The scene was Jacksonville (FL) University in 1992, about 17 years later. The class was Rhetoric 101, a composition class for freshmen.
To my surprise, one term paper for the course really deserved an F. I tried to re-evaluate, wondering if I could have made a mistake. I put the paper aside for a day or two and read it again. No, there was no mistake. It just “didn’t cut it.” I asked the student to see me during office hours.
The student was a young man, perhaps a couple of years older than most, and who was a citizen of a foreign country. His grasp of English was adequate, but some finer points were a struggle for him. He had not come in for extra help as much as I had hoped…and had suggested.
When the student did come in for the appointment, I handed him his paper and told him I was sorry, but it missed the mark by quite a bit. He acted shocked. Like the high school girl in my last post, he wanted to argue the paper’s merits. I finally had to show him that parts of the paper were not his work, and that the main problem was that he had failed to put quotation marks around those parts that weren’t his own words.
The boy protested more. I assured him that I was familiar enough with his work to tell which was his and which wasn’t. He began to plead, then, that to fail the course (passing the term paper was a requirement for credit) would be to jeopardize his scholarship.

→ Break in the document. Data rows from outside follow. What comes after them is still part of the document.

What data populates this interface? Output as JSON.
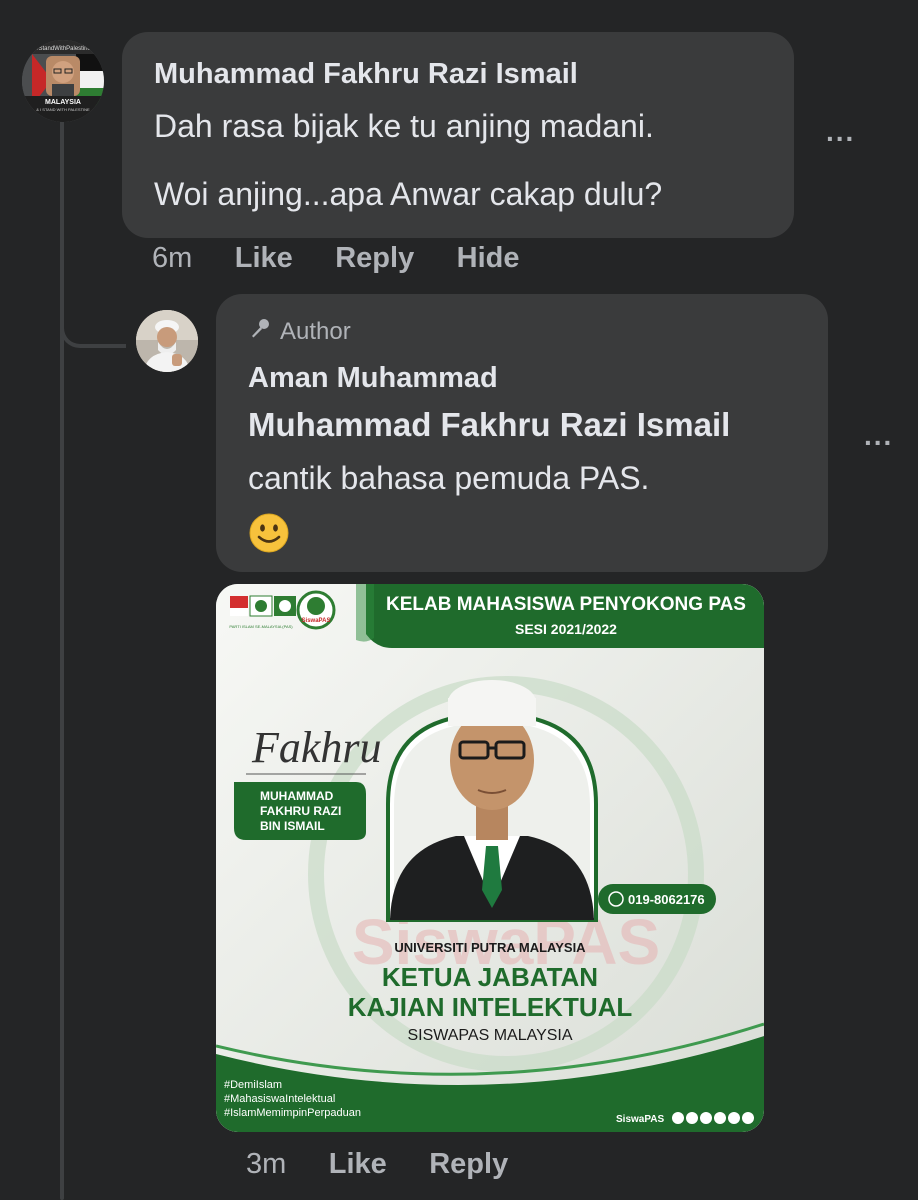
{
  "comment1": {
    "avatar": {
      "header_text": "#StandWithPalestine",
      "country": "MALAYSIA",
      "caption": "& I STAND WITH PALESTINE"
    },
    "name": "Muhammad Fakhru Razi Ismail",
    "line1": "Dah rasa bijak ke tu anjing madani.",
    "line2": "Woi anjing...apa Anwar cakap dulu?",
    "more": "...",
    "actions": {
      "time": "6m",
      "like": "Like",
      "reply": "Reply",
      "hide": "Hide"
    }
  },
  "reply": {
    "badge": "Author",
    "name": "Aman Muhammad",
    "mention": "Muhammad Fakhru Razi Ismail",
    "text": "cantik bahasa pemuda PAS.",
    "more": "...",
    "poster": {
      "header_title": "KELAB MAHASISWA PENYOKONG PAS",
      "header_session": "SESI 2021/2022",
      "signature": "Fakhru",
      "name_lines": [
        "MUHAMMAD",
        "FAKHRU RAZI",
        "BIN ISMAIL"
      ],
      "phone": "019-8062176",
      "university": "UNIVERSITI PUTRA MALAYSIA",
      "position_line1": "KETUA JABATAN",
      "position_line2": "KAJIAN INTELEKTUAL",
      "org": "SISWAPAS MALAYSIA",
      "hashtags": [
        "#DemiIslam",
        "#MahasiswaIntelektual",
        "#IslamMemimpinPerpaduan"
      ],
      "footer_brand": "SiswaPAS",
      "logo_text": "SiswaPAS",
      "watermark": "SiswaPAS",
      "small_logo_text": "PARTI ISLAM SE-MALAYSIA (PAS)"
    },
    "actions": {
      "time": "3m",
      "like": "Like",
      "reply": "Reply"
    }
  },
  "colors": {
    "background": "#242526",
    "bubble": "#3a3b3c",
    "text_primary": "#e4e6eb",
    "text_secondary": "#b0b3b8",
    "poster_green": "#1f6b2c"
  }
}
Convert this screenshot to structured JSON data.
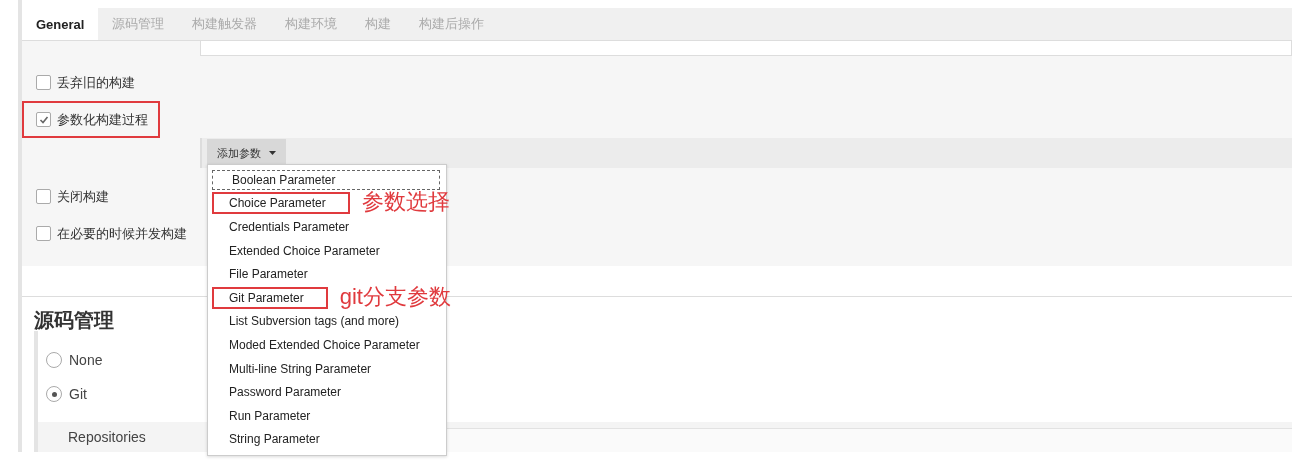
{
  "tabs": [
    {
      "label": "General",
      "selected": true
    },
    {
      "label": "源码管理",
      "selected": false
    },
    {
      "label": "构建触发器",
      "selected": false
    },
    {
      "label": "构建环境",
      "selected": false
    },
    {
      "label": "构建",
      "selected": false
    },
    {
      "label": "构建后操作",
      "selected": false
    }
  ],
  "options": [
    {
      "label": "丢弃旧的构建",
      "checked": false,
      "highlighted": false
    },
    {
      "label": "参数化构建过程",
      "checked": true,
      "highlighted": true
    }
  ],
  "add_parameter_button": {
    "label": "添加参数"
  },
  "more_options": [
    {
      "label": "关闭构建",
      "checked": false,
      "highlighted": false
    },
    {
      "label": "在必要的时候并发构建",
      "checked": false,
      "highlighted": false
    }
  ],
  "section": {
    "title": "源码管理"
  },
  "scm_options": [
    {
      "label": "None",
      "selected": false
    },
    {
      "label": "Git",
      "selected": true
    }
  ],
  "repositories": {
    "label": "Repositories"
  },
  "menu": {
    "items": [
      {
        "label": "Boolean Parameter",
        "focused": true
      },
      {
        "label": "Choice Parameter",
        "focused": false,
        "annotation": "参数选择"
      },
      {
        "label": "Credentials Parameter",
        "focused": false
      },
      {
        "label": "Extended Choice Parameter",
        "focused": false
      },
      {
        "label": "File Parameter",
        "focused": false
      },
      {
        "label": "Git Parameter",
        "focused": false,
        "annotation": "git分支参数"
      },
      {
        "label": "List Subversion tags (and more)",
        "focused": false
      },
      {
        "label": "Moded Extended Choice Parameter",
        "focused": false
      },
      {
        "label": "Multi-line String Parameter",
        "focused": false
      },
      {
        "label": "Password Parameter",
        "focused": false
      },
      {
        "label": "Run Parameter",
        "focused": false
      },
      {
        "label": "String Parameter",
        "focused": false
      }
    ]
  }
}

I offered, again, to give him an “incomplete” and six weeks to submit a new paper. He left my office angrily but discreetly. Later, I was asked by the dean of the department to drop in. I did so. The woman confided in me that the boy had been in to appeal my decision, but that she gave him very little hope. Knowing why she had summoned me, I took along the boy’s file complete with some marked passages to show her my rationale. She declined to look at it, saying that she didn’t question my judgment for a minute. She then informed me that the boy had withdrawn from the university, because his grades overall were inadequate to support his grant.
Two very similar experiences; years and miles and schools apart.